Novell to unveil NetWare 6.5 network OS

Novell Inc. on Feb. 12 will announce its next-generation network operating system, NetWare 6.5, which includes browser-based portal and team services functions, directory integration and an application server for Web services.

NetWare 6.5, code-named Nakoma, has been in closed beta trials for months but will move to public beta in April and will begin shipping midyear, said Rob Seely, product manager at the Provo, Utah-based company.

Seely listed 14 new features plus six improvements over Version 6.0, focusing primarily on the new Virtual Office interface, which brings together the previously released iFolder and iPrint Web services with new Virtual Team and eGuide functions. Virtual Office allows users to print, access and manipulate documents and collaborate via instant messaging and other functions in virtual teams from a customized browser, he said.

EGuide, a directory program, was already an internal Novell capability but is new to NetWare 6.5, Seely said. With the help of Novell’s meta directory, DirXML, eGuide provides connectors to multiple directories including Novell’s eDirectory, Windows NT domains and Microsoft Corp.’s Active Directory (AD), Novell officials said. Using the Virtual Office browser, a user could see all directory information with a single password.

In addition to Virtual Office, NetWare 6.5 focuses on business continuity and Web services innovations, Seely said. Among those features are Snap Shot Backup, allowing a continuous back-up to a server over a network so that work is preserved.
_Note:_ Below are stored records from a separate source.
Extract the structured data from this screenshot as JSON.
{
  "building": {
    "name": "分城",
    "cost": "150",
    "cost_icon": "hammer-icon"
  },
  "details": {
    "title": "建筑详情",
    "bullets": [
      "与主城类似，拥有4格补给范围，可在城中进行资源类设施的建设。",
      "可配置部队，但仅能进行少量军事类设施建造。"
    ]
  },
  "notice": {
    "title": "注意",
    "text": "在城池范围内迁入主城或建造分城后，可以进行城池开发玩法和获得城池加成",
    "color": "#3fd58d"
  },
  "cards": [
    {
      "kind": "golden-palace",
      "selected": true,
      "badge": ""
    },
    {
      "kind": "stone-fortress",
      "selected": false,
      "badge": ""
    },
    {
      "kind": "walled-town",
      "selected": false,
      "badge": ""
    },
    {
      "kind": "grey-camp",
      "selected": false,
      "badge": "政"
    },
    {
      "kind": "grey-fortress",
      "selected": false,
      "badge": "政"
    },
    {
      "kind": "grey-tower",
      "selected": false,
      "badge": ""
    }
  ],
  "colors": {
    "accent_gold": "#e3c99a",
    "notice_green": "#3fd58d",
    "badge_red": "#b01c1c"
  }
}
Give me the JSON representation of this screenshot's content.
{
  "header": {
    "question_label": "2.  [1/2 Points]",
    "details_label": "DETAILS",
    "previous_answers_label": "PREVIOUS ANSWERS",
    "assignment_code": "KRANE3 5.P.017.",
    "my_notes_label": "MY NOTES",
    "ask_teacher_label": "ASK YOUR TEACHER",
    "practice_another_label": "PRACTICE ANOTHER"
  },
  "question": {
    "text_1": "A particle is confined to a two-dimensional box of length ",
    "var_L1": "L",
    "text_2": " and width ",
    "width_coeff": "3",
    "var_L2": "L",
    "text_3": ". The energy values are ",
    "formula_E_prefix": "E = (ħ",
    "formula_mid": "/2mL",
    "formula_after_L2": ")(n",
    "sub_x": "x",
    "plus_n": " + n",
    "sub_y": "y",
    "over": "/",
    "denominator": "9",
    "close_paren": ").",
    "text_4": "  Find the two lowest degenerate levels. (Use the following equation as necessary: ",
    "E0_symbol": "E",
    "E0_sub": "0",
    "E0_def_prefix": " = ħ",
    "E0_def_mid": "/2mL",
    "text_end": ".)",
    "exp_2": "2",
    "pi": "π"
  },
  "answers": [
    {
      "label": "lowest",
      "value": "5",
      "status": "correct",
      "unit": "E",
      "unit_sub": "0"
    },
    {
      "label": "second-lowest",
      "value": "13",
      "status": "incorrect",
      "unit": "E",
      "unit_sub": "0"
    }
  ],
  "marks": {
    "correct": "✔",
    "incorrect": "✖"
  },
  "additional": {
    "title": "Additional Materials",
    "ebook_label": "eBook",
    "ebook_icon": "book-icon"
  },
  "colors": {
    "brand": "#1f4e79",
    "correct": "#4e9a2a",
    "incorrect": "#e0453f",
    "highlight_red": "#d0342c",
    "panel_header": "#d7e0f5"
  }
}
The exteNd App Server and Perl, PHP and MySQL open-source programs are also part of the package.

Beta tester George Raetzke, a senior systems programmer at Northern Illinois University (NIU) in DeKalb, hailed a new server consolidation utility in NetWare 6.5. He said he would like to deploy a new cluster of servers using the utility, meaning multiple servers could work with pointers to a program in one server, resulting in a “huge savings in space for our labs.”

NIU, a campus of 23,000 students, has about 75 servers running earlier versions of NetWare and many Windows NT servers used for Web functions, Raetzke said. Both AD and Novell Directory Services (NDS) are in use. EGuide and DirXML in Version 6.5 would help with integration between AD and NDS, he said.

Another beta tester, Novell Inc. next Wednesday will announce its next-generation network operating system, NetWare 6.5, which includes browser-based portal and team services functions, directory integration and an application server for Web services., a contractor for Computer Science Corp. in El Segundo, Calif., who works as a network administrator at a large federal agency in Cincinnati, called the server consolidation tool a potential “lifesaver” for future migration to newer server hardware. He also said the Snap Shot Backup will allow administrators to back up a database with no downtime during the workday instead of overnight. EGuide should be valuable at his agency for looking up tens of thousands of workers in offices around the country for contact information and a photo of the person, he said.

John Enck, an analyst at Gartner Inc. in Stamford, Conn, said the new version does an “outstanding job” of enhancing the Web interface in Virtual Office, and described the integration with AD as an important feature for enterprise users who want to support multiple directories.

Enck predicted that NetWare 6.5 may help Novell stop NetWare’s market decline to a point. “It will help stop the bleeding, but no non-Novell customer will go running to 6.5 either,” he said.

NetWare generated US$2 billion for the company in 2001 and US$1.6 billion in 2002, but could decline to US$600 million by 2006 unless future releases improve the outlook, according to Gartner. There are now 4 million licensed NetWare users, Novell officials said.